Во время переезда из Пскова в Остров нашу колонну автомашин неожиданно в сумерках остановили регулировщики и кто-то истошно закричал: "Куда вы прете, через два километра - передовая!". По-видимому, руководители потеряли правильный путь. Колонна медленно развернулась и двинулась назад. К месту назначения мы не успели и заночевали на каком-то пустующем хуторе. Ночью похолодало. Хотя я спал на улице, на крыльце дома, мне было тепло в спальном мешке.
На том же пути к Острову колонна однажды остановилась у безлюдного керамического завода. К машинам притащили ящики, в которых были уложены в стружках толстостенные белые кружки. Люди стали их разбирать, взял одну и я. В течение последующих 22-х лет я пил только из неё. Уже в Смоленске жена уронила ее, но, склеенная, она еще долго хранилась, как память о войне, Аккермане, Калуге, студенческих годах.
В Острове мне запомнились 4 многоэтажных кирпичных дома, стоявших рядком, в которых еще до войны располагался советский военный гарнизон. Немцы тоже размещали в корпусах своих вояк. Госпиталь дислоцировался неподалеку в маленьких домах и бараках, а шикарные помещения 4-х корпусов пустовали. Предполагали, что неспроста оставили их немцы невредимыми. Несмотря на многократно проведенное саперами разминирование, дома поставили на карантин. Заходить в них запрещалось, но мальчишеское любопытство сильнее благоразумия и я побывал в них. Казармы были пустые, загаженные. На одной из тумбочек я увидел засохший кусок немецкого эрзац-хлеба и удивился его виду: он был сморщенный, без пор, как камень, совершенно не похожий на тот, которым кормили в госпитале, если он и засыхал. Всегда вспоминаю тот немецкий хлеб, когда вижу засохшие куски сегодняшнего нашего: они похожи как 2 капли, но никто не употребляет теперь термин "эрзац-хлеб".
Еще удивили впервые увиденные, наклеенные немецкой солдатнёй на стенах картинки голых женщин.
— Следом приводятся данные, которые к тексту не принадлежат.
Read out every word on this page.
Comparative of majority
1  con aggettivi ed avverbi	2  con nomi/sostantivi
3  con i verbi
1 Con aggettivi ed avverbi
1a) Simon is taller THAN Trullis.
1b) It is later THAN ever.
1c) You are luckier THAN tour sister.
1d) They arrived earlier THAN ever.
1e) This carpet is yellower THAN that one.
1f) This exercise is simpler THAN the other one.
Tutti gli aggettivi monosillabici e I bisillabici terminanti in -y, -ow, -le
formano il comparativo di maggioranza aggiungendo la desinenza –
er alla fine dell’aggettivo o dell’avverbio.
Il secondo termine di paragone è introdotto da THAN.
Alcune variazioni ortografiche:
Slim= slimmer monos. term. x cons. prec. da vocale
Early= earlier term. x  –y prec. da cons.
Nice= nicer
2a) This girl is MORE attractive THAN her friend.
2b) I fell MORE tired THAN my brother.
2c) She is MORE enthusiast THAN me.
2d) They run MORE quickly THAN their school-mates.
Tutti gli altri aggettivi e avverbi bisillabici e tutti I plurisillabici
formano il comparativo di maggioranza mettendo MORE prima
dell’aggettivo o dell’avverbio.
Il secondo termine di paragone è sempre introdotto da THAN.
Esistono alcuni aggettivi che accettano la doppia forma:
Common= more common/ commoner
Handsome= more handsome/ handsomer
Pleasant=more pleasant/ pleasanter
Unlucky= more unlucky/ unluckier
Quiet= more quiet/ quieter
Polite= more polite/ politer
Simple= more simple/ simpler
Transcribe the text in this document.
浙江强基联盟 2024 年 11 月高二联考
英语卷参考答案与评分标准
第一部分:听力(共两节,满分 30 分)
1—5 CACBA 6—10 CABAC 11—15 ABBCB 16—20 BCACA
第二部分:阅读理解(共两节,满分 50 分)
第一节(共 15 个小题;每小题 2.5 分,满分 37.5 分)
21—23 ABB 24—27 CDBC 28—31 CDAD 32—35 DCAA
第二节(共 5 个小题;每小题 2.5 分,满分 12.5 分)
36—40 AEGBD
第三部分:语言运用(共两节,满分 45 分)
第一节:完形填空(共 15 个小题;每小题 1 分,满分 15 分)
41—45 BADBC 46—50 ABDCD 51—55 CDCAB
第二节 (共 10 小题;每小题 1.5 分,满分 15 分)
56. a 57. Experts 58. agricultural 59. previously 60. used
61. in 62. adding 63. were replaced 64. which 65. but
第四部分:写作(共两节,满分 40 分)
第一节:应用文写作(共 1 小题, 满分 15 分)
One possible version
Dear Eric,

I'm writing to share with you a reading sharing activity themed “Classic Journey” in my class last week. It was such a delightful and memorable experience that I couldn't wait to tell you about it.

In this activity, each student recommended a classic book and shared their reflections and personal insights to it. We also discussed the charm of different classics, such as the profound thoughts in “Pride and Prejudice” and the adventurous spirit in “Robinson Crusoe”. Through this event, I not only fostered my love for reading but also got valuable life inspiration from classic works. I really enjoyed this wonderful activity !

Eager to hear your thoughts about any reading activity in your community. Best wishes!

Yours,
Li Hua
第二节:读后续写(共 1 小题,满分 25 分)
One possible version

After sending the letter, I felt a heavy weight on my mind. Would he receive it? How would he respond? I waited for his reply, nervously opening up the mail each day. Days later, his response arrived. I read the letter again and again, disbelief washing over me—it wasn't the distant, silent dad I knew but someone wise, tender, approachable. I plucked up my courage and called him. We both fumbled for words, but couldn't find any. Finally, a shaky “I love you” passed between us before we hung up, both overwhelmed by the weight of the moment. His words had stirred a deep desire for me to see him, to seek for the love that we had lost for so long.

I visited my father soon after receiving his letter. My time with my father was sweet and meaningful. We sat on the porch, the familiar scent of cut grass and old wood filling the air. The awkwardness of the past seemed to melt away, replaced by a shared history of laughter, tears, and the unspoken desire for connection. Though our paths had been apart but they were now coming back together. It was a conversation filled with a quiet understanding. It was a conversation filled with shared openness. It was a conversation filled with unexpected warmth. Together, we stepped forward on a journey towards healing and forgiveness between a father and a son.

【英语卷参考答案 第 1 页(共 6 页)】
Смотреть на них было стыдно. Такого у нас в стране нигде не встречалось. Как жаль, что эту чистоту не сохранила наша высокая в то время моральная культура. А у немцев вся эта секс-"культура" была уже тогда. До разврата, разложения, культивирования насилия, зверств - прямая дорога к войне. Вот почему эта зараза распространена сегодня по всему капиталистическому миру.
К концу карантина один из корпусов взлетел ночью на воздух от тщательно и глубоко заложенного немцами фугаса с часовым механизмом. К счастью, никто не пострадал.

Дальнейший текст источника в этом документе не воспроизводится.